WOW! Way to go TF Reading Club! Over six hundred folks and already hundreds of comments. Well done! Today through July 13, we'll focus on Act II, pages 160-289. There's plenty to discuss, but here's a little bit on Özgür and genre from "strent320," who participated in the cross-institutional reading of TFv1 galley copies in early 2015. Expanding on this, how does the sense of a TV series — at least a viewed series — create characters who in turn begin to decreate the apparatus that attempts to contain them? What other genres are present? ALSO keep liking those threads you adore. It will help make the MZD visit at the end of the month manageable. Rah rah or is it raaawwwrrr?! ~Hazel
Not in the club? We just started, so you can easily catch up. Join us here:

www.facebook.com/groups/TheBookClub

Or feel free to add your thoughts below!

And here's strent320's comment:

"Özgür struck me emphatically as the most stereotypical of The ’s nine narrators. He portrays himself as a noir style detective, complete with 'the overcoat, [and] the trilby' (174).
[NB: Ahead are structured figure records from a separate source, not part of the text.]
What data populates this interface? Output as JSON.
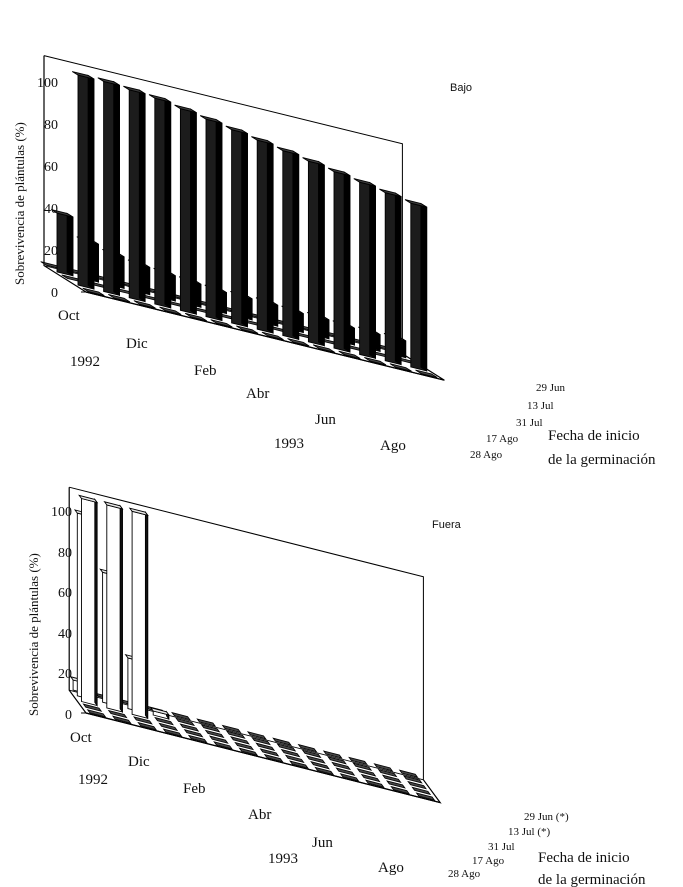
{
  "chart_data": [
    {
      "type": "bar",
      "title": "Bajo",
      "ylabel": "Sobrevivencia de plántulas (%)",
      "zlabel": [
        "Fecha de inicio",
        "de la germinación"
      ],
      "ylim": [
        0,
        100
      ],
      "yticks": [
        "0",
        "20",
        "40",
        "60",
        "80",
        "100"
      ],
      "month_labels": [
        "Oct",
        "Dic",
        "Feb",
        "Abr",
        "Jun",
        "Ago"
      ],
      "year_labels": [
        "1992",
        "1993"
      ],
      "series": [
        {
          "name": "29 Jun",
          "values": [
            0,
            0,
            0,
            0,
            0,
            0,
            0,
            0,
            0,
            0,
            0,
            0,
            0,
            0
          ]
        },
        {
          "name": "13 Jul",
          "values": [
            100,
            100,
            99,
            98,
            96,
            94,
            92,
            90,
            88,
            86,
            84,
            82,
            80,
            78
          ]
        },
        {
          "name": "31 Jul",
          "values": [
            0,
            0,
            0,
            0,
            0,
            0,
            0,
            0,
            0,
            0,
            0,
            0,
            0,
            0
          ]
        },
        {
          "name": "17 Ago",
          "values": [
            28,
            18,
            15,
            13,
            12,
            11,
            10,
            10,
            10,
            9,
            9,
            8,
            8,
            8
          ]
        },
        {
          "name": "28 Ago",
          "values": [
            0,
            0,
            0,
            0,
            0,
            0,
            0,
            0,
            0,
            0,
            0,
            0,
            0,
            0
          ]
        }
      ]
    },
    {
      "type": "bar",
      "title": "Fuera",
      "ylabel": "Sobrevivencia de plántulas (%)",
      "zlabel": [
        "Fecha de inicio",
        "de la germinación"
      ],
      "ylim": [
        0,
        100
      ],
      "yticks": [
        "0",
        "20",
        "40",
        "60",
        "80",
        "100"
      ],
      "month_labels": [
        "Oct",
        "Dic",
        "Feb",
        "Abr",
        "Jun",
        "Ago"
      ],
      "year_labels": [
        "1992",
        "1993"
      ],
      "series": [
        {
          "name": "29 Jun (*)",
          "values": [
            0,
            0,
            0,
            0,
            0,
            0,
            0,
            0,
            0,
            0,
            0,
            0,
            0,
            0
          ]
        },
        {
          "name": "13 Jul (*)",
          "values": [
            0,
            0,
            0,
            0,
            0,
            0,
            0,
            0,
            0,
            0,
            0,
            0,
            0,
            0
          ]
        },
        {
          "name": "31 Jul",
          "values": [
            100,
            100,
            100,
            0,
            0,
            0,
            0,
            0,
            0,
            0,
            0,
            0,
            0,
            0
          ]
        },
        {
          "name": "17 Ago",
          "values": [
            90,
            64,
            25,
            2,
            0,
            0,
            0,
            0,
            0,
            0,
            0,
            0,
            0,
            0
          ]
        },
        {
          "name": "28 Ago",
          "values": [
            5,
            0,
            0,
            0,
            0,
            0,
            0,
            0,
            0,
            0,
            0,
            0,
            0,
            0
          ]
        }
      ]
    }
  ]
}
Moreover, he constantly references his heroes — crime novelists and jazz musicians — whom he emulates in practically every way 'until eventually he no longer resembled a caricature of Marlowe, but if anything Marlowe looked like a caricature of him' (174). Yet it is this strange sense of self-awareness that saves him from becoming a cliché. In his first section in the novel, he ruminates explicitly on whether or not he is simply a posture, never reaching a real conclusion but claiming that he is not thinking of these cultural icons even though they have populated his thoughts for the last couple of pages and reemerge not five lines later after a brief interlude focusing on a mysterious woman, another noir trope. He seems to realize his own unoriginality but is unwilling to create a distinctive identity for himself or fully admit his banality. Given the meta-fictional context of the novel, Danielewski seems to be commenting here on media’s potential to shape our conceptions of the self insofar as people purposefully craft themselves after cultural archetypes. Özgür epitomizes this aspect of mass media and production. Has anyone else noticed any instances of purposeful identity construction in the other narratives?"